Rowland n’a signé qu’un tour moyen, 10e sur la grille.
Le directeur d’équipe Dorian Boisdron a expliqué que l’équipe avait identifié un manque de rythme dès la FP2 : difficulté à être rapide, à pousser, à trouver l’adhérence, et une journée qui s’annonçait « très difficile ».
Au final, la course s’est terminée sur l’erreur de Rowland et la sortie de Nato après le contact avec Wehrlein. Les malheurs des autres ont limité certains dégâts au classement, ce qui évite que la quête de Rowland pour un deuxième titre consécutif ne déraille totalement. Mais, pour Nissan, l’élément potentiellement le plus coûteux reste la malchance de Nato : sans cet accrochage, il aurait pu finir 2e une fois les pénalités appliquées.
Conclusion
Sanya restera comme l’un de ces week-ends où la Formula E rappelle sa brutalité : un drapeau rouge, quelques décisions au millième, et le championnat change d’odeur. Andretti repart renforcé, Marti confirme qu’il faut compter avec lui, tandis que les favoris d’avant-course ont tous laissé des points précieux sur l’asphalte.

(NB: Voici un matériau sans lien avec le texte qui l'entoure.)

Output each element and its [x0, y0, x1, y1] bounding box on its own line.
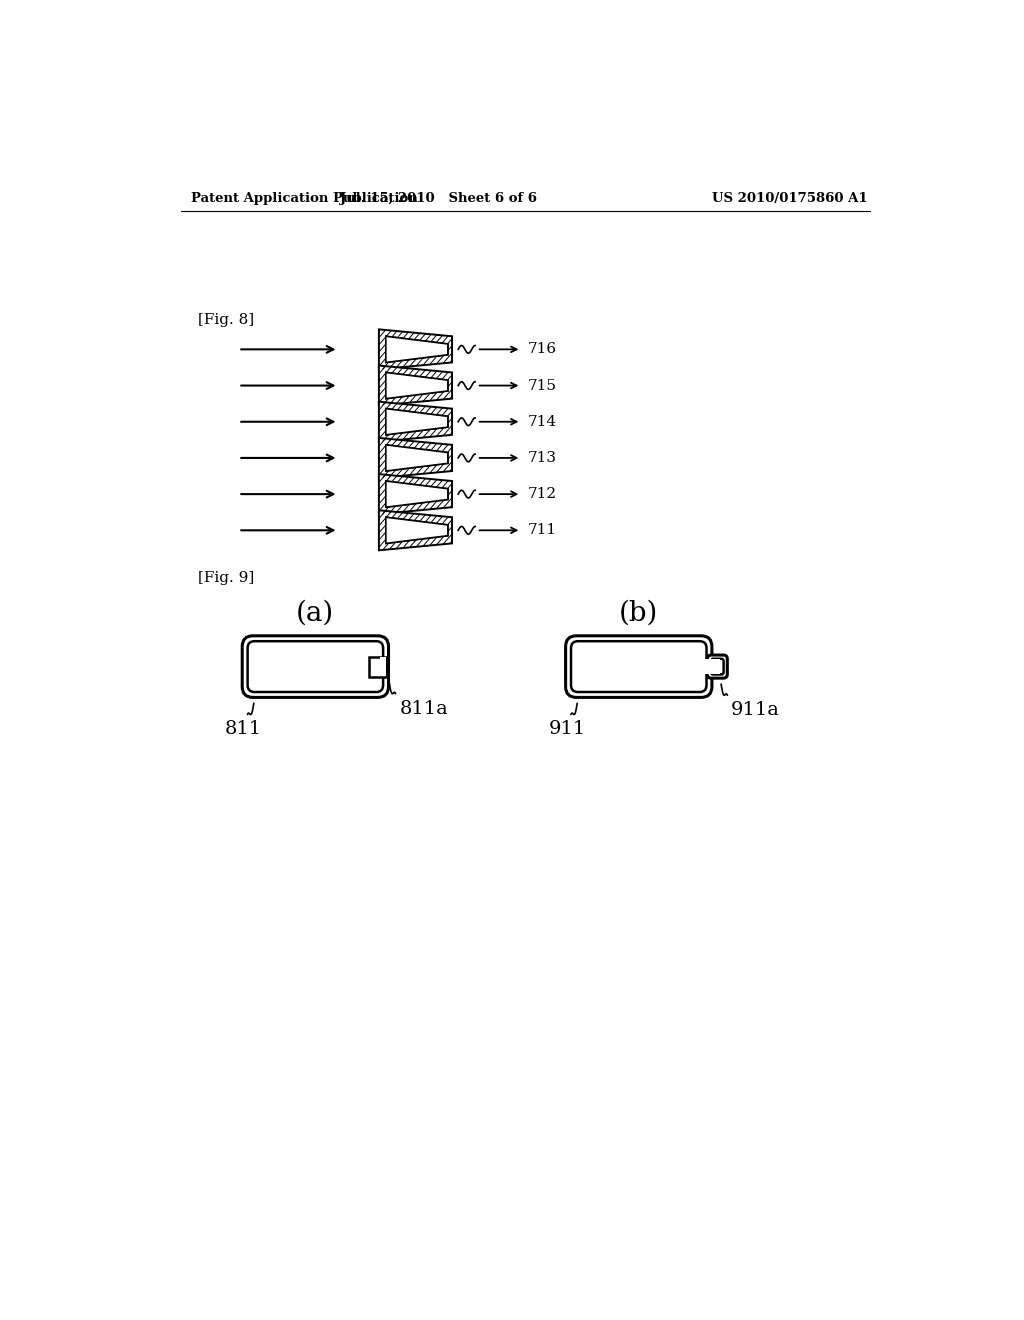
FancyBboxPatch shape: [243, 636, 388, 697]
Text: 713: 713: [527, 451, 556, 465]
Text: 911: 911: [549, 721, 586, 738]
Polygon shape: [379, 401, 452, 442]
Polygon shape: [386, 409, 447, 434]
Polygon shape: [386, 337, 447, 363]
Polygon shape: [386, 372, 447, 399]
Polygon shape: [386, 480, 447, 507]
Polygon shape: [379, 366, 452, 405]
Text: (a): (a): [296, 599, 335, 626]
Polygon shape: [386, 409, 447, 434]
Text: 811a: 811a: [399, 700, 449, 718]
Polygon shape: [379, 511, 452, 550]
FancyBboxPatch shape: [708, 655, 727, 678]
Polygon shape: [386, 480, 447, 507]
Text: [Fig. 9]: [Fig. 9]: [199, 572, 255, 585]
FancyBboxPatch shape: [565, 636, 712, 697]
FancyBboxPatch shape: [248, 642, 383, 692]
Text: 811: 811: [225, 721, 262, 738]
Polygon shape: [386, 372, 447, 399]
Bar: [380, 657, 386, 676]
Polygon shape: [379, 330, 452, 370]
Polygon shape: [386, 337, 447, 363]
Text: 712: 712: [527, 487, 557, 502]
Text: 716: 716: [527, 342, 557, 356]
FancyBboxPatch shape: [571, 642, 707, 692]
Text: 911a: 911a: [731, 701, 780, 719]
Bar: [370, 656, 386, 677]
Text: [Fig. 8]: [Fig. 8]: [199, 313, 254, 327]
Polygon shape: [386, 445, 447, 471]
Polygon shape: [386, 517, 447, 544]
Polygon shape: [379, 438, 452, 478]
Text: 715: 715: [527, 379, 556, 392]
Bar: [705, 660, 714, 673]
Text: Patent Application Publication: Patent Application Publication: [190, 191, 418, 205]
Text: Jul. 15, 2010   Sheet 6 of 6: Jul. 15, 2010 Sheet 6 of 6: [340, 191, 537, 205]
Text: 711: 711: [527, 523, 557, 537]
Bar: [705, 659, 720, 675]
Text: 714: 714: [527, 414, 557, 429]
Text: (b): (b): [620, 599, 658, 626]
Polygon shape: [386, 517, 447, 544]
Text: US 2010/0175860 A1: US 2010/0175860 A1: [712, 191, 867, 205]
Polygon shape: [386, 445, 447, 471]
FancyBboxPatch shape: [711, 659, 724, 675]
Polygon shape: [379, 474, 452, 515]
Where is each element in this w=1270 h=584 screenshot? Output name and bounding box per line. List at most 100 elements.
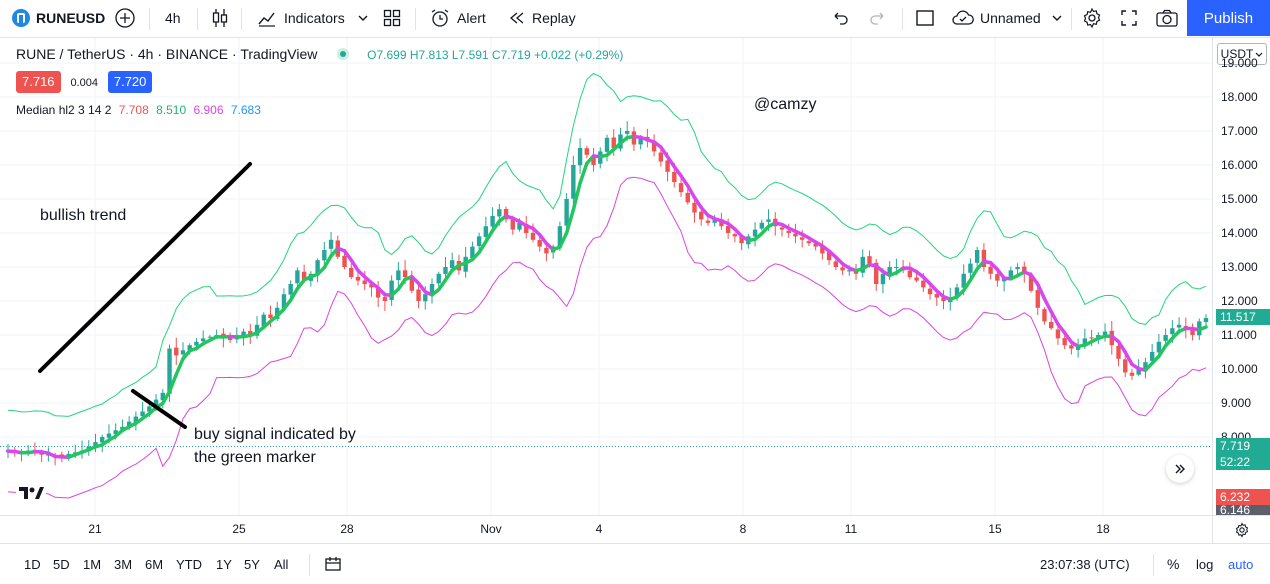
median-line-segment (665, 154, 677, 169)
candle-body (685, 192, 690, 203)
indicator-legend[interactable]: Median hl2 3 14 2 7.708 8.510 6.906 7.68… (16, 103, 261, 117)
candle-body (140, 411, 145, 417)
axis-settings-button[interactable] (1212, 515, 1270, 543)
candle-body (954, 287, 960, 297)
indicators-dropdown[interactable] (357, 0, 369, 36)
undo-button[interactable] (831, 0, 849, 36)
candle-body (779, 227, 785, 230)
candle-body (557, 226, 563, 248)
redo-button[interactable] (869, 0, 887, 36)
median-line-segment (571, 181, 582, 212)
median-line-segment (968, 267, 979, 282)
candle-body (254, 324, 260, 336)
bar-countdown-tag: 52:22 (1216, 454, 1270, 470)
median-line-segment (490, 219, 502, 233)
settings-button[interactable] (1081, 0, 1103, 36)
candle-body (826, 252, 832, 261)
median-line-segment (1197, 325, 1208, 332)
alert-button[interactable]: Alert (429, 0, 486, 36)
candle-body (382, 297, 388, 301)
candle-body (187, 345, 192, 351)
range-button-all[interactable]: All (274, 556, 289, 572)
range-button-5d[interactable]: 5D (53, 556, 70, 572)
chart-type-button[interactable] (211, 0, 229, 36)
log-scale-toggle[interactable]: log (1196, 556, 1214, 572)
price-tick: 17.000 (1221, 124, 1258, 138)
upper-band-line (7, 72, 1207, 417)
range-button-ytd[interactable]: YTD (176, 556, 202, 572)
candle-body (1028, 274, 1034, 291)
indicators-icon (258, 12, 275, 27)
range-button-5y[interactable]: 5Y (244, 556, 260, 572)
candle-body (941, 297, 946, 301)
publish-button[interactable]: Publish (1187, 0, 1270, 36)
time-tick: 18 (1096, 522, 1110, 536)
candle-body (1069, 345, 1074, 349)
candle-body (436, 273, 441, 284)
range-button-6m[interactable]: 6M (145, 556, 164, 572)
candle-body (133, 416, 139, 423)
rewind-icon (509, 12, 524, 24)
fullscreen-icon (1121, 10, 1137, 26)
scroll-to-realtime-button[interactable] (1166, 455, 1194, 483)
candle-body (1149, 352, 1155, 361)
currency-selector[interactable]: USDT (1217, 43, 1267, 65)
auto-scale-toggle[interactable]: auto (1228, 556, 1254, 572)
percent-scale-toggle[interactable]: % (1167, 556, 1180, 572)
candle-body (577, 148, 583, 166)
camera-icon (1156, 9, 1178, 27)
bid-badge[interactable]: 7.716 (16, 71, 61, 93)
range-button-1d[interactable]: 1D (24, 556, 41, 572)
candle-body (739, 236, 744, 244)
median-line-segment (558, 231, 569, 249)
candle-body (261, 314, 266, 327)
time-tick: 25 (232, 522, 246, 536)
utc-clock[interactable]: 23:07:38 (UTC) (1040, 556, 1130, 572)
candle-body (194, 341, 199, 346)
ask-badge[interactable]: 7.720 (107, 71, 153, 93)
candle-body (712, 219, 717, 223)
indicator-value-2: 8.510 (156, 103, 187, 117)
range-button-3m[interactable]: 3M (114, 556, 133, 572)
candle-body (126, 421, 132, 428)
candle-body (207, 336, 213, 338)
candle-body (840, 267, 845, 271)
price-tick: 10.000 (1221, 362, 1258, 376)
median-line-segment (349, 258, 360, 273)
median-line-segment (342, 249, 353, 262)
redo-icon (870, 12, 884, 25)
candle-body (1170, 328, 1175, 335)
candle-body (759, 222, 764, 229)
compare-symbol-button[interactable] (114, 0, 136, 36)
tradingview-watermark-logo[interactable] (16, 480, 46, 506)
symbol-search-button[interactable]: RUNEUSD (12, 0, 105, 36)
chart-pane[interactable]: RUNE / TetherUS · 4h · BINANCE · Trading… (0, 38, 1212, 515)
layout-name-button[interactable]: Unnamed (951, 0, 1063, 36)
fullscreen-layout-button[interactable] (915, 0, 935, 36)
candle-body (1203, 318, 1209, 323)
symbol-legend[interactable]: RUNE / TetherUS · 4h · BINANCE · Trading… (16, 46, 623, 62)
candle-body (1163, 335, 1168, 341)
candle-body (699, 211, 704, 220)
range-button-1m[interactable]: 1M (83, 556, 102, 572)
price-axis[interactable]: USDT 19.000 18.000 17.000 16.000 15.000 14.00… (1212, 38, 1270, 515)
snapshot-button[interactable] (1155, 0, 1179, 36)
median-line-segment (578, 161, 589, 185)
range-button-1y[interactable]: 1Y (216, 556, 232, 572)
candle-body (880, 273, 886, 285)
candle-body (476, 236, 482, 247)
fullscreen-button[interactable] (1119, 0, 1139, 36)
indicators-button[interactable]: Indicators (256, 0, 345, 36)
candle-body (934, 294, 939, 298)
candle-body (1042, 309, 1047, 322)
go-to-date-button[interactable] (324, 544, 342, 584)
time-axis[interactable]: 21 25 28 Nov 4 8 11 15 18 (0, 515, 1212, 543)
candle-body (389, 280, 394, 300)
price-chart[interactable] (0, 38, 1212, 515)
chart-grid (0, 38, 1212, 515)
templates-button[interactable] (383, 0, 401, 36)
interval-button[interactable]: 4h (165, 0, 181, 36)
replay-button[interactable]: Replay (508, 0, 576, 36)
time-tick: Nov (480, 522, 502, 536)
candle-body (665, 160, 670, 172)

Alors que Shanghai approche, une certitude domine : dans cette lutte pour le titre, l’avenir appartient à ceux qui sauront transformer le chaos en méthode.
Foire aux Questions
Qu’est-ce que le mode attaque en Formula E ?
Le mode attaque est une activation qui offre un surcroît de puissance pendant un temps défini. Son utilisation influence fortement la stratégie, car il faut choisir le bon moment pour attaquer sans dégrader trop l’énergie disponible.
Pourquoi un drapeau rouge bouleverse-t-il les stratégies d’énergie ?
Une interruption au drapeau rouge modifie les rythmes, les fenêtres d’attaque et la gestion de la consommation. À Sanya, plusieurs plans de course — dont certains basés sur une économie d’énergie très forte — ont été réévalués au restart.
Comment une pénalité après l’arrivée peut-elle changer le podium ?
Des pénalités peuvent être appliquées après la course pour un contact ou une infraction. À Sanya, la pénalité de Felipe Drugovich l’a fait passer de la 2e à la 4e place, ce qui a promu Pepe Marti de la 3e à la 2e.
Qu’est-ce qu’une pénalité stop-and-go ?
C’est une sanction où le pilote doit s’arrêter dans la voie des stands, marquer un temps d’arrêt imposé, puis repartir. Lucas di Grassi a dû effectuer une pénalité stop-and-go de 10 secondes au premier tour à Sanya.
Pourquoi parle-t-on autant d’économie d’énergie en Formula E ?
En Formula E, la performance dépend autant du rythme pur que de la capacité à gérer l’énergie disponible. À Sanya, des stratégies d’économie d’énergie très agressives ont permis à certains pilotes de remonter, surtout après l’interruption et les tours supplémentaires.